Max Wertheimer (* 15. April 1880 in Prag, Österreich-Ungarn; † 12. Oktober 1943 in New Rochelle, New York) gilt als der Hauptbegründer der Gestaltpsychologie bzw. der Gestalttheorie (zusammen mit Wolfgang Köhler und Kurt Koffka).

Max Wertheimer

Max Wertheimer war ein Sohn des Lehrers Wilhelm Wertheimer (* 1. November 1853; † 5. September 1930) und seiner Ehefrau Rosa, geb. Zwicker (* 7. August 1850; † 23. Juni Oktober 1932). Wertheimer wurde 1905 bei Oswald Külpe in Würzburg über Tatbestandsdiagnostik promoviert. 1905 bis 1912 betrieb er private Universitätsstudien in Berlin, Würzburg, Frankfurt, Prag und Wien. 1910 bis 1914 erarbeitete Wertheimer die Grundlagen der Gestalttheorie und führte die entscheidenden Experimente zu den Gestaltgesetzen mit Wolfgang Köhler und Kurt Koffka in Frankfurt durch, wo er sich 1912 mit seinen Experimentellen Studien über das Sehen von Bewegung habilitierte. Das Erscheinen dieser Studie (siehe Phi-Phänomen) wird im Allgemeinen als Geburtsstunde der Gestalttheorie angesehen.

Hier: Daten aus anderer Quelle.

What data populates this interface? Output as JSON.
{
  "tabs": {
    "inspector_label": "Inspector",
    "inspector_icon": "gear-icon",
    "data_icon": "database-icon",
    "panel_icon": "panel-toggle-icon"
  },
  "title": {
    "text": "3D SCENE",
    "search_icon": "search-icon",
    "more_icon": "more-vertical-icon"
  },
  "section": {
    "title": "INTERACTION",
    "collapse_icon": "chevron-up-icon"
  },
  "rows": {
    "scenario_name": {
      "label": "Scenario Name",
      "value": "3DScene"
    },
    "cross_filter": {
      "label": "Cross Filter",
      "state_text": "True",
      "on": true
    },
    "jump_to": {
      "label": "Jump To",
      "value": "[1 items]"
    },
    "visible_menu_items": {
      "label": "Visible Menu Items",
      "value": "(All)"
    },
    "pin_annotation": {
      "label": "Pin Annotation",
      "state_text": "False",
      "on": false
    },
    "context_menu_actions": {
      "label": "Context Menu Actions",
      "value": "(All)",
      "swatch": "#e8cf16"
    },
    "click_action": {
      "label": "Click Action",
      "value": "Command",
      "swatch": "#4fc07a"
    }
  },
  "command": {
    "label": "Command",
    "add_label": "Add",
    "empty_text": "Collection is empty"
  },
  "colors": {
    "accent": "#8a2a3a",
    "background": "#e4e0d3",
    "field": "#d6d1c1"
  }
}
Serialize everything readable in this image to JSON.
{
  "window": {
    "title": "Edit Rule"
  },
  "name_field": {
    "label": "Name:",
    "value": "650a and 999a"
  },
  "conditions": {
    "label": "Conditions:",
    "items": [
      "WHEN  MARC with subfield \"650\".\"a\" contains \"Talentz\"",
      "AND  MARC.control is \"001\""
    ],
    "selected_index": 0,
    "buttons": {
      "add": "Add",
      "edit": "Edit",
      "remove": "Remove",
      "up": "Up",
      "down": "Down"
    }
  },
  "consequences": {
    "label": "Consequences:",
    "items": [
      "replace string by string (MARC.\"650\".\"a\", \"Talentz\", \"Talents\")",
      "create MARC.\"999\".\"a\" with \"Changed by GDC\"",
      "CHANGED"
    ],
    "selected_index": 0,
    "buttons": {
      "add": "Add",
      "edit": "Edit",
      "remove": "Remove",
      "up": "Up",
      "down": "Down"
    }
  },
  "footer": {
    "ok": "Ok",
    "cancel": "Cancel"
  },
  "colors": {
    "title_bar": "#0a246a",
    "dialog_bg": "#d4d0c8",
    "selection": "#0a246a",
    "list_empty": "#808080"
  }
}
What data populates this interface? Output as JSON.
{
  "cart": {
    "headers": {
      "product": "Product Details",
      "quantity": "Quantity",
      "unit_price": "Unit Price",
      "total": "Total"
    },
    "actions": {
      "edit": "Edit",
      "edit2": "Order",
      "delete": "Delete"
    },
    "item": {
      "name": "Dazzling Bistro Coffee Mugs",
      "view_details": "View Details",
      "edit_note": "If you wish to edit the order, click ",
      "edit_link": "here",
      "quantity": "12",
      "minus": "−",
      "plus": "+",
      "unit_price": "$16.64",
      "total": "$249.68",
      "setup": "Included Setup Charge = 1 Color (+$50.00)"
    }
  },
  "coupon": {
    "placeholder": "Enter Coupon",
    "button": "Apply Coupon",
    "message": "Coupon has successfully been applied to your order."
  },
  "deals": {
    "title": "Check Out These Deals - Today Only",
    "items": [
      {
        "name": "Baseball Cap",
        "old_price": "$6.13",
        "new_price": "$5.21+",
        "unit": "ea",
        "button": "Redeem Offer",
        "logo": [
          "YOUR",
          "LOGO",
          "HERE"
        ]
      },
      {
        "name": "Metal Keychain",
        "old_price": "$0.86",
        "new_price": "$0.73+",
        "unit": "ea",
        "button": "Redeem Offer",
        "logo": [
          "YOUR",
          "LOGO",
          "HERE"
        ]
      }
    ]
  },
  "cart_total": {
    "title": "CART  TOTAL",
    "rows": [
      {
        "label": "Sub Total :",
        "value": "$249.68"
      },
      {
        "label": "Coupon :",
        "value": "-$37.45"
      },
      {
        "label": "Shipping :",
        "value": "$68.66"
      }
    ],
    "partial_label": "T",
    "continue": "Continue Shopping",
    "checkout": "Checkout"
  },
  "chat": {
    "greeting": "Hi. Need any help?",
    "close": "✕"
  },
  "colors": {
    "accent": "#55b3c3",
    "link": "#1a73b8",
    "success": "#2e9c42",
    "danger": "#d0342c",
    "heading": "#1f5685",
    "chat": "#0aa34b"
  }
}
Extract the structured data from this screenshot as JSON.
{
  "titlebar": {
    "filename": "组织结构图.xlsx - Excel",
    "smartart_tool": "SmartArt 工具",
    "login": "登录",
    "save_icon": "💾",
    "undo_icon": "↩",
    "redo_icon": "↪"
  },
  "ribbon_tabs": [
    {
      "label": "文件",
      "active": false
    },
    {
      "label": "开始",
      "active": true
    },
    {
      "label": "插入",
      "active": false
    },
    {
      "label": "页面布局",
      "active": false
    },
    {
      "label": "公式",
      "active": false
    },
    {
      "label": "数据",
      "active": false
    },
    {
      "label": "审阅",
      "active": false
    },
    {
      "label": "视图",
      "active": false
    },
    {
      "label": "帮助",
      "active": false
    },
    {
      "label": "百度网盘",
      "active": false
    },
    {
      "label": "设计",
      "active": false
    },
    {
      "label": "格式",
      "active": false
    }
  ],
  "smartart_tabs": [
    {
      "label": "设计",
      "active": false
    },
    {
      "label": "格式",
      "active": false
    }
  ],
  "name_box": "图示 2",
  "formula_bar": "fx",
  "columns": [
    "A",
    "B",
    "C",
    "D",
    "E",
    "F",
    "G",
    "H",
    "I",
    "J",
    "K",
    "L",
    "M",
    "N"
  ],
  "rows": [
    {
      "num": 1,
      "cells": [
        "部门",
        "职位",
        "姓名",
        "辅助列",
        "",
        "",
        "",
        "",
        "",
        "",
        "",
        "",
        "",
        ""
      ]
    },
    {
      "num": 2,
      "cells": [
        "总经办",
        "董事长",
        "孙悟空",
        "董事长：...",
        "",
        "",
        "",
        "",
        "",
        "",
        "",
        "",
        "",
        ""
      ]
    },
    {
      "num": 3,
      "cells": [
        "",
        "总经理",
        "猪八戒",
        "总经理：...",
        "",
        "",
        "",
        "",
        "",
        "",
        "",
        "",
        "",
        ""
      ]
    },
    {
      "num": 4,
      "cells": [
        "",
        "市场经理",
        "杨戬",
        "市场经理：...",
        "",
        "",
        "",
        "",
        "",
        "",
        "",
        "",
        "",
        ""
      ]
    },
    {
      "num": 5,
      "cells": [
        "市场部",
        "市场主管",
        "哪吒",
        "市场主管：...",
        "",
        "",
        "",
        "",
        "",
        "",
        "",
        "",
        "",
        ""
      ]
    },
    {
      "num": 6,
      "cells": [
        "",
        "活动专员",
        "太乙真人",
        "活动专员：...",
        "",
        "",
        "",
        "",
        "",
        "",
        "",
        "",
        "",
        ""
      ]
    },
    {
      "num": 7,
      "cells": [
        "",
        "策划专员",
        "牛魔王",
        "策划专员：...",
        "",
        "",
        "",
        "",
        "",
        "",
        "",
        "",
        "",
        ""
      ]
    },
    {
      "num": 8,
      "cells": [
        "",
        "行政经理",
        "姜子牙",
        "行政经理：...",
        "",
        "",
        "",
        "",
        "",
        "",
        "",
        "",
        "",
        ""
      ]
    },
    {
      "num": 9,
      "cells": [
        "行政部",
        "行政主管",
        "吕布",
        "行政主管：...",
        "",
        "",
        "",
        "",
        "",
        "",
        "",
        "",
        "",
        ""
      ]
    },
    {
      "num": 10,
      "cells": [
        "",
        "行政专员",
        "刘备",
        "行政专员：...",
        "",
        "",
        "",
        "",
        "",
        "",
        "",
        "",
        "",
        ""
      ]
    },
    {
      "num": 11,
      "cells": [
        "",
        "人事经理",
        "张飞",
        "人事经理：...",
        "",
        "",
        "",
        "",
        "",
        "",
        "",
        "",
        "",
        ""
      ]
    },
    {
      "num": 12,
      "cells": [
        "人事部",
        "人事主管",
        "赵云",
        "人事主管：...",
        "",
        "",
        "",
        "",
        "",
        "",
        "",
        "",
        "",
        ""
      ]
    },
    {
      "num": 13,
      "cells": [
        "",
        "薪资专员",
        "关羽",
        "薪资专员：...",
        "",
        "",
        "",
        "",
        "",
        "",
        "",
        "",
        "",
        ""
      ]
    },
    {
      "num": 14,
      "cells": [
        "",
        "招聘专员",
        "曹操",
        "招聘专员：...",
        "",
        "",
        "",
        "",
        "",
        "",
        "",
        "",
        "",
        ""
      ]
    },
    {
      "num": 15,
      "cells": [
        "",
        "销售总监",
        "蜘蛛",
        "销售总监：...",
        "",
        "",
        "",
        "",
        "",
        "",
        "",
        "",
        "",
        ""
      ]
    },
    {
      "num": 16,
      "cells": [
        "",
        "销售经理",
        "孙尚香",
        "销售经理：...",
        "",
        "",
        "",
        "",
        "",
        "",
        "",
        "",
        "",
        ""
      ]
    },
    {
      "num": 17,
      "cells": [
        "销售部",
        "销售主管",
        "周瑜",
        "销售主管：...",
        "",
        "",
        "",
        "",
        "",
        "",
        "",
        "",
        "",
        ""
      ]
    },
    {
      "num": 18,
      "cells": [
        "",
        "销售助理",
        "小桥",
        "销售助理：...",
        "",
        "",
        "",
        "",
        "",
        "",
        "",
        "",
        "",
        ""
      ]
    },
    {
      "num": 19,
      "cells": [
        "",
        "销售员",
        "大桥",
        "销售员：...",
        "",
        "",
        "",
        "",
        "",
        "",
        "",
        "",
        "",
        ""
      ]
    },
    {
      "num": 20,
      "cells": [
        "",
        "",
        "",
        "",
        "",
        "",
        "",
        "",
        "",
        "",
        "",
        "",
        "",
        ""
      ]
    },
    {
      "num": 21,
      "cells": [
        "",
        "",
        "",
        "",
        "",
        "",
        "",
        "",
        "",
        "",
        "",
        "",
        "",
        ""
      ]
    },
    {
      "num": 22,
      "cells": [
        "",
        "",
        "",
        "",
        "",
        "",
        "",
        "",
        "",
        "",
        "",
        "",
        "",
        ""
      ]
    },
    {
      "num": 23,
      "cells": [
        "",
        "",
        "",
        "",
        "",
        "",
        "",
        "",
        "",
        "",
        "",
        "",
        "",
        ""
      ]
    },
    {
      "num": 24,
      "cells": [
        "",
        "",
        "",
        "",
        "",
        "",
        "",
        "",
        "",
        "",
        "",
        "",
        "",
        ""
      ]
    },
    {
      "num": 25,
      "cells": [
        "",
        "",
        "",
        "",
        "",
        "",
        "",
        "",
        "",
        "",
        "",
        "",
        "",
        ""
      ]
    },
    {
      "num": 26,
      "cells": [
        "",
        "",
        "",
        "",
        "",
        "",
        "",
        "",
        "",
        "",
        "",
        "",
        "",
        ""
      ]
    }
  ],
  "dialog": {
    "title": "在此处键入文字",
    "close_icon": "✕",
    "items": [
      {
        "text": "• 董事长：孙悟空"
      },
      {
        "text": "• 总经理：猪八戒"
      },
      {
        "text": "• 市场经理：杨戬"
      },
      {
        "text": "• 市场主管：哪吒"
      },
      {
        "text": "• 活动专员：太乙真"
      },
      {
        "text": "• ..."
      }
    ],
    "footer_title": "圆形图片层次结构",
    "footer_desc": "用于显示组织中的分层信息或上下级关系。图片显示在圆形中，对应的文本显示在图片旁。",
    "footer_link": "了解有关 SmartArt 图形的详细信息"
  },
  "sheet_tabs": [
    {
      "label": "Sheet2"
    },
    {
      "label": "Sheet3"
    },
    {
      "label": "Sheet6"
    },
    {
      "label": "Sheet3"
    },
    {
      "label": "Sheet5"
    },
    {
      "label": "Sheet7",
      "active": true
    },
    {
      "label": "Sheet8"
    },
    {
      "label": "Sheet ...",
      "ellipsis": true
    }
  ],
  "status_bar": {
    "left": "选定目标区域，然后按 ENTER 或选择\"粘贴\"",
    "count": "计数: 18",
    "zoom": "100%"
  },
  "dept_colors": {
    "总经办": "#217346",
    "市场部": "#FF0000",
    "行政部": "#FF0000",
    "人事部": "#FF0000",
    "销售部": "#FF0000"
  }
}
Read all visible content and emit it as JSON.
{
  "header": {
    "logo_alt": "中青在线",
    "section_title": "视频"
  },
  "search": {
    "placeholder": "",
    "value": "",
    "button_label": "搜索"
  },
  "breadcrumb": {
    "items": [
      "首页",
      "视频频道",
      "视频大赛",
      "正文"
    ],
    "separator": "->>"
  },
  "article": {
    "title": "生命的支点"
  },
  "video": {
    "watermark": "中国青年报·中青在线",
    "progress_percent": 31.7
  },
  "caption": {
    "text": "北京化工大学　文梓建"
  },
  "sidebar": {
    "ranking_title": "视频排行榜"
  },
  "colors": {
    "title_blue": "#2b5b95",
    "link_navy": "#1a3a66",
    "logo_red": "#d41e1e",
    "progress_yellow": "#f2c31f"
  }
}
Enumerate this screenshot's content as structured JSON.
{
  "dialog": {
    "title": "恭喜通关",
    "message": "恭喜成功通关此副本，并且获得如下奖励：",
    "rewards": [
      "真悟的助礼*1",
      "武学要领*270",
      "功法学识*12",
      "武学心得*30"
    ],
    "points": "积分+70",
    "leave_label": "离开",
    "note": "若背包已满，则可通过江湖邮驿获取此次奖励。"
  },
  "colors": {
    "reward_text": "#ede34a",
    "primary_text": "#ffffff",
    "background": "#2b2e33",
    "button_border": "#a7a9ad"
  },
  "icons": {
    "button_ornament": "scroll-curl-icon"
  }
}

Nach einer Privatdozentur (1912–1916) an der Universität Frankfurt war Wertheimer von 1916 bis 1922 Privatdozent, anschließend (1922–1929) außerordentlicher Professor für Psychologie an der Universität Berlin. In dieser Zeit begann auch seine Freundschaft mit Albert Einstein. 1921 gründete Wertheimer zusammen mit Köhler, Koffka, Kurt Goldstein und dem Psychiater Hans Walter Gruhle die Zeitschrift Psychologische Forschung, die zum Hauptpublikationsorgan der Gestalttheorie werden sollte. 1929 bis 1933 war Wertheimer ordentlicher Professor für Psychologie an der Universität Frankfurt.

1933 wanderte Max Wertheimer angesichts des aufstrebenden Nationalsozialismus über die Tschechoslowakei in die USA aus, wo er von 1933 bis 1943 an der New School for Social Research in New York lehrte. Seine dortigen Seminare beeinflussten zahlreiche amerikanische Wissenschaftler und trugen entscheidend zur Verbreitung gestalttheoretischen Denkens in den USA bei.

Max Wertheimer publizierte nicht sehr viel unter seinem eigenen Namen, prägte aber viele von ihm inspirierte und angeleitete Arbeiten entscheidend. Dazu gehören etwa die Arbeiten von Rudolf Arnheim über die Personwahrnehmung, die von Heinrich Schulte über eine Theorie der Paranoia und auch die von Lauretta Bender (1897–1987) zu dem von ihr entwickelten Bender-Motor-Gestalt-Test. Zu den bedeutenden Schülern und Mitarbeitern von Max Wertheimer in den USA zählten unter anderen Abraham S. Luchins (Psychiater, Pionier der Gruppentherapie) und sein früherer Assistent Erwin Levy (Psychologe, Psychoanalytiker und Psychiater).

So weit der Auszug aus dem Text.